Jean-Pierre Chevènement : Vous oubliez un événement très important : le peuple français a rejeté le projet de Constitution européenne, le 29 mai 2005 et Ségolène Royal entend respecter le verdict populaire en dépassant, en dynamique, le clivage du oui et du non. L’accord politique passé entre le MRC et le PS est à cet égard pleinement satisfaisant. Il affirme la priorité d’un redressement économique et social de la construction européenne et il écarte l’idée d’une nouvelle Constitution. Ségolène Royal a dit clairement que la Constitution était caduque et qu’il fallait « faire l’Europe par la preuve ». Elle a souligné à Porto, devant les socialistes européens, la nécessité de réformer les statuts de la BCE pour y inscrire le soutien à la croissance et à l’emploi.
Mais comment voyez-vous l’Europe repartir sous présidence allemande ?

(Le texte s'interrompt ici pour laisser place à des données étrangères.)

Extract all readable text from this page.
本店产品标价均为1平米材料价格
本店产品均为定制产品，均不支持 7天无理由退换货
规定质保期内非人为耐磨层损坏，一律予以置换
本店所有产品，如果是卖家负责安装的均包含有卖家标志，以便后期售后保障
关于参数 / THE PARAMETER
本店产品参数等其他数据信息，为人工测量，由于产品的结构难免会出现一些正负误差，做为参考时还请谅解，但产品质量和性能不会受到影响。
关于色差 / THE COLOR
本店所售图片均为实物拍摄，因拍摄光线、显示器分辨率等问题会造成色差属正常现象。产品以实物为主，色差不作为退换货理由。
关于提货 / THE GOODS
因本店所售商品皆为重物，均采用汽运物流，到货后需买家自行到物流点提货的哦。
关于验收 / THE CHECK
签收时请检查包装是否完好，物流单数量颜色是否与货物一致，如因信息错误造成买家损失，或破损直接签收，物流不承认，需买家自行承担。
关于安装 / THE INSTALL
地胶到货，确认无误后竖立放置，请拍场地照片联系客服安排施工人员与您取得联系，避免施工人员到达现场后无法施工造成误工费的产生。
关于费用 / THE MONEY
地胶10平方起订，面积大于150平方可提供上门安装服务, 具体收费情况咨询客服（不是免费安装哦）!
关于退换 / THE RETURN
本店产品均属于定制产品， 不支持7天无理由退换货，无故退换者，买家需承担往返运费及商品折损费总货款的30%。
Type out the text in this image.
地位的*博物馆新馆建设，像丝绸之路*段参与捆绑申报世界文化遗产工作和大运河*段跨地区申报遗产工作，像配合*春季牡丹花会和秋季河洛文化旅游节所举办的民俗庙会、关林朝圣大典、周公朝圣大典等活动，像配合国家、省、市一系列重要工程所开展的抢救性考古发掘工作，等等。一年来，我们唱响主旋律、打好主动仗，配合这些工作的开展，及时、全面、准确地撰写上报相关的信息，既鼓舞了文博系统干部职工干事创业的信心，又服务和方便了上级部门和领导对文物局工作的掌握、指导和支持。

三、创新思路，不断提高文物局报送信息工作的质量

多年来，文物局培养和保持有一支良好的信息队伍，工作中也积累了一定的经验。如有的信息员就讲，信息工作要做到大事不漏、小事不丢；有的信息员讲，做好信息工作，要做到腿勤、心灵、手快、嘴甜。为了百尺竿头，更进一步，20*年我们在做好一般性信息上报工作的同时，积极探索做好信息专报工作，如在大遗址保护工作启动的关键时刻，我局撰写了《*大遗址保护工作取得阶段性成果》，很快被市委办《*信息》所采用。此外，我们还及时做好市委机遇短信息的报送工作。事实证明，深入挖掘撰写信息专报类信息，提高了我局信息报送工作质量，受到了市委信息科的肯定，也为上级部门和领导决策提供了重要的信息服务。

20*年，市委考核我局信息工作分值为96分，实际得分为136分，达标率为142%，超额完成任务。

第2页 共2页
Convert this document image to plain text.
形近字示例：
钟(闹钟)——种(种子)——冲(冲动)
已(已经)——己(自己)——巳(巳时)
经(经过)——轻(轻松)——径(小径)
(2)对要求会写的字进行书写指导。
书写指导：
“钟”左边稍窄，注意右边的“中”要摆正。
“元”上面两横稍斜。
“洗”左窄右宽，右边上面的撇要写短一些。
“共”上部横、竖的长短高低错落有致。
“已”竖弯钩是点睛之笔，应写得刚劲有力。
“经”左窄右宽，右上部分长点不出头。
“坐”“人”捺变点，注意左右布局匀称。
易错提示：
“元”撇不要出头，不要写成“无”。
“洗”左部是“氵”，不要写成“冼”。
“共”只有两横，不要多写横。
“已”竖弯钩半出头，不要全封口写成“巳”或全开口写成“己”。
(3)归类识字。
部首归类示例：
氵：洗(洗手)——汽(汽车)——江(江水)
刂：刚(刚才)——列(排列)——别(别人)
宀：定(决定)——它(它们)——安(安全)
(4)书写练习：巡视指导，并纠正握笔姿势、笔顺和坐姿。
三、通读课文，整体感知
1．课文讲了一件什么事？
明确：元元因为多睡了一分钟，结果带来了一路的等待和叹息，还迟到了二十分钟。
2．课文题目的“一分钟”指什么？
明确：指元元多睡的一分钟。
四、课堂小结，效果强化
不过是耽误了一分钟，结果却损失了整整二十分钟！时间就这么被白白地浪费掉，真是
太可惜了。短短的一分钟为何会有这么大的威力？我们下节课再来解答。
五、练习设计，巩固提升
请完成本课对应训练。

Je souhaiterais qu’Angela Merkel ne se borne pas à prendre des contacts confidentiels mais qu’elle mette directement les peuples dans la confidence. La chancelière allemande, qui a rappelé qu’elle appartenait à la même famille politique que Nicolas Sarkozy, voudrait que la politique monétaire échappe à la politique. Selon elle, il suffirait de flexibiliser le marché du travail, de contenir la pression salariale et d’allonger la durée du travail pour pouvoir faire face à la mondialisation. Cette position ne tient pas compte de la position exprimée par le peuple français. On peut renégocier le texte des traités européens. Chaque gouvernement doit définir publiquement sa position. Mme Merkel a fixé ses deux principaux objectifs : la modification des règles de vote au Conseil et la taille de la Commission, bref la prise en compte de la démographie qui bien sûr avantage l’Allemagne. C’est normal. La France, quant à elle, souhaite une réorientation économique et sociale de la construction européenne, un gouvernement économique de la zone euro, la réforme des statuts de la Banque centrale, la lutte contre l’euro cher.